Friday, February 15, 2019

ceph-ansible: Installing Ceph

My previous post deals with using Vagrant to install CentOS based test systems to install Ceph on. There, I created 7 virtual machines which include
a) a machine to run ansible commands on,
b) three monitors(mons) and
c) three Object storage devices(OSDs) which each contain an additional 5Gb block device available to the OSD daemon.

Since I use Fedora 29 as my host system, I do not need the ansible vm and disabled it by commenting out the line from the array in the Vagrantfile I posted in the previous post.

The steps detailed below can be run either directly on the host machine or if needed, on the ansible vm with suitable modifications.

Install Ansible on your vm or your host machine.
$ sudo dnf install -y ansible
..
$ rpm -q ansible
ansible-2.7.5-1.fc29.noarch

Obtain the latest ceph-ansible using git
$ git clone https://github.com/ceph/ceph-ansible.git

I wanted to install the "Luminous" version of Ceph. According to the ceph-ansible documentation at
http://docs.ceph.com/ceph-ansible/master/#releases
I need the stable-3.2 branch of ceph-ansible. This will only work with Ansible version 2.6.

From the commands above, we have the 2.7.5-1 version of ansible. We need to downgrade our ansible package.

$ sudo dnf downgrade ansible
..
$ rpm -q ansible
ansible-2.6.5-1.fc29.noarch

We now have to go into the ceph-ansible directory and change to the stable-3.2 branch. I then like to create a branch of my own with the configuration files I need.


$ cd ceph-ansible
$ git checkout stable-3.2
..
$ git checkout -b ceph-test
Switched to a new branch 'ceph-test'

To get ceph-ansible to work, I've also had to separately install python3-pyyaml and python3-notario.

$ sudo dnf install python3-pyyaml
$ sudo dnf install python3-notario

We are not ready to configure ceph-ansible to start the installation.

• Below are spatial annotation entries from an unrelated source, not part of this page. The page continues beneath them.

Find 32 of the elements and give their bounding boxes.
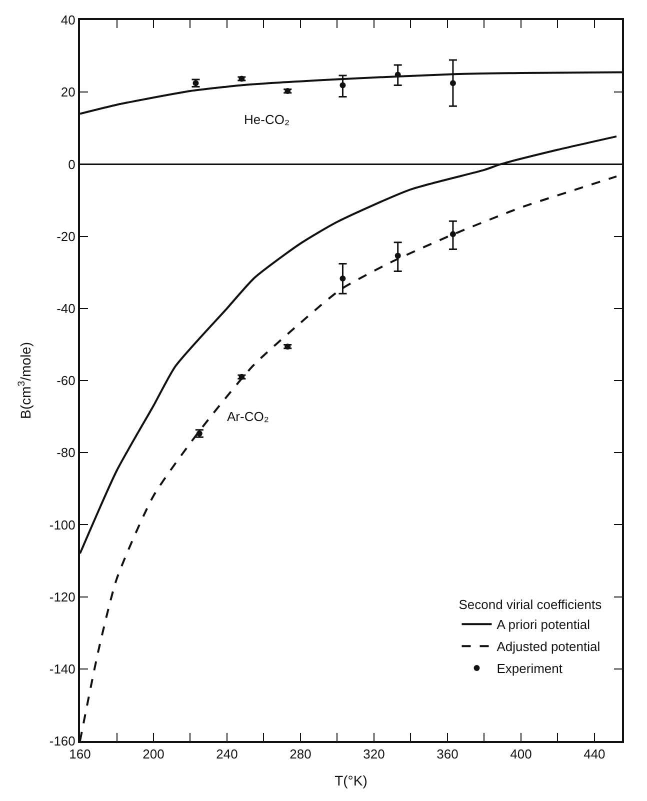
point	[394, 252, 401, 259]
x-tick-label: 160	[69, 746, 91, 762]
point	[340, 82, 346, 88]
y-tick-label: -20	[56, 228, 76, 244]
y-tick-label: -140	[49, 661, 76, 676]
y-tick-label: 20	[60, 84, 76, 100]
y-tick-label: -60	[56, 373, 76, 388]
y-tick-label: 40	[60, 12, 76, 28]
legend-label: Adjusted potential	[496, 639, 600, 654]
x-tick-label: 200	[142, 746, 164, 762]
x-tick-label: 280	[290, 746, 312, 762]
x-tick-label: 360	[436, 746, 458, 762]
x-tick-label: 320	[363, 746, 385, 762]
legend-label: Experiment	[496, 661, 563, 676]
point	[394, 72, 401, 78]
x-tick-label: 440	[584, 746, 606, 762]
x-axis-title: T(°K)	[334, 772, 368, 788]
legend-title: Second virial coefficients	[458, 597, 602, 612]
y-tick-label: -160	[49, 734, 76, 749]
x-tick-label: 240	[216, 746, 238, 762]
y-tick-label: -100	[49, 517, 76, 532]
annotation: He-CO₂	[244, 112, 290, 127]
point	[340, 275, 346, 282]
legend-label: A priori potential	[496, 617, 590, 632]
y-tick-label: 0	[68, 156, 76, 172]
point	[450, 80, 456, 86]
y-tick-label: -120	[49, 589, 76, 604]
annotation: Ar-CO₂	[227, 409, 269, 424]
point	[450, 231, 456, 238]
y-tick-label: -40	[56, 300, 76, 316]
x-tick-label: 400	[510, 746, 532, 762]
y-tick-label: -80	[56, 445, 76, 460]
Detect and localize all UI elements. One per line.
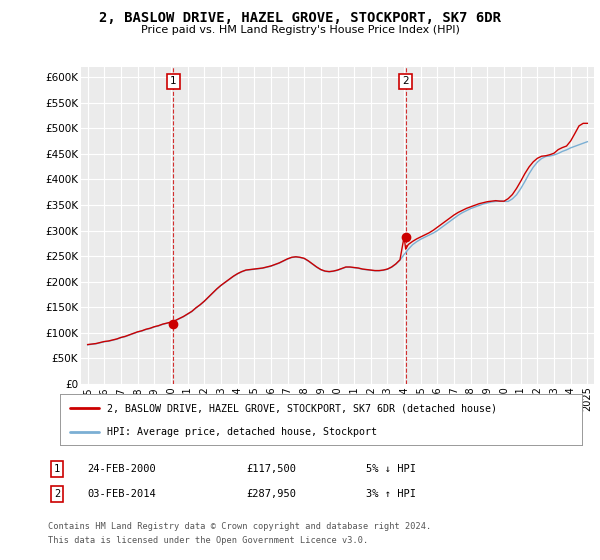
Text: 03-FEB-2014: 03-FEB-2014: [87, 489, 156, 499]
Text: 2, BASLOW DRIVE, HAZEL GROVE, STOCKPORT, SK7 6DR: 2, BASLOW DRIVE, HAZEL GROVE, STOCKPORT,…: [99, 11, 501, 25]
Text: Contains HM Land Registry data © Crown copyright and database right 2024.: Contains HM Land Registry data © Crown c…: [48, 522, 431, 531]
Text: This data is licensed under the Open Government Licence v3.0.: This data is licensed under the Open Gov…: [48, 536, 368, 545]
Text: 3% ↑ HPI: 3% ↑ HPI: [366, 489, 416, 499]
Text: 2: 2: [403, 76, 409, 86]
Text: £117,500: £117,500: [246, 464, 296, 474]
Text: £287,950: £287,950: [246, 489, 296, 499]
Text: 1: 1: [170, 76, 177, 86]
Text: 2: 2: [54, 489, 60, 499]
Text: 5% ↓ HPI: 5% ↓ HPI: [366, 464, 416, 474]
Text: Price paid vs. HM Land Registry's House Price Index (HPI): Price paid vs. HM Land Registry's House …: [140, 25, 460, 35]
Text: 1: 1: [54, 464, 60, 474]
Text: 24-FEB-2000: 24-FEB-2000: [87, 464, 156, 474]
Text: 2, BASLOW DRIVE, HAZEL GROVE, STOCKPORT, SK7 6DR (detached house): 2, BASLOW DRIVE, HAZEL GROVE, STOCKPORT,…: [107, 403, 497, 413]
Text: HPI: Average price, detached house, Stockport: HPI: Average price, detached house, Stoc…: [107, 427, 377, 437]
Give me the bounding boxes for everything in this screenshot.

First create the hosts file containing the machines you would like to use.

[mons]
mon1
mon2
mon3

[osds]
osd1
osd2
osd3

Then create group_vars/all.yml with the content


ceph_origin: 'repository'
ceph_repository: community
ceph_stable_release: luminous
public_network: "192.168.145.0/24"
monitor_interface: eth1
journal_size: 1024
devices:
  - /dev/vdb
osd_scenario: lvm

I use the community repository at http://download.ceph.com to download the Luminous release.
More information at http://docs.ceph.com/ceph-ansible/master/installation/methods.html

ceph_origin: 'repository'
ceph_repository: community
ceph_stable_release: luminous


I create the test machines with the private addresses 192.168.145.0/24 subnet. These are created as eth1 on my KVM based test machines.

public_network: "192.168.145.0/24"
monitor_interface: eth1


The block devices for the OSDs are created as /dev/vdb on these KVM based test machines.

devices:
  - /dev/vdb

The following line was needed for this version of ceph-ansible and describes how ceph-volume creates the devices on the OSD. More information is available at http://docs.ceph.com/ceph-ansible/master/osds/scenarios.html


osd_scenario: lvm

You can look over group_vars/all.yml.sample to look at various configuration options available to you.

Copy over site.yml.

$ cp site.yml.sample site.yml

Make sure that test test machines mon1, mon2, mon3, osd1, osd2, osd3 have been started up using "vagrant up". You can now start deploying ansible on the machine with the command

$ ansible-playbook -i hosts -u root site.yml

This takes several minutes at the end of which you have a ceph cluster installed on your test virtual machines.

At this point, you can optionally commit the changes to the git repo so that you can continue to experiment with various settings and then roll back to the working copy if needed.

Next ssh into mon1 as root and run the "ceph health" and "ceph status" commands
[root@mon1 ~]# ceph health
HEALTH_WARN no active mgr
[root@mon1 ~]# ceph status
  cluster:
    id:     9de96055-aba6-4837-ac8e-12156bb7335c
    health: HEALTH_WARN
            no active mgr

  services:
    mon: 3 daemons, quorum mon1,mon2,mon3
    mgr: no daemons active
    osd: 3 osds: 3 up, 3 in

  data:
    pools:   0 pools, 0 pgs
    objects: 0 objects, 0B
    usage:   0B used, 0B / 0B avail
    pgs:    
 
The warning message "no active mgr" is seen because Ceph, since Luminous requires the ceph-mgr daemon running alongside its monitor daemons to provide additional monitoring and to allow external monitoring tools to monitor the system through the interface it provides.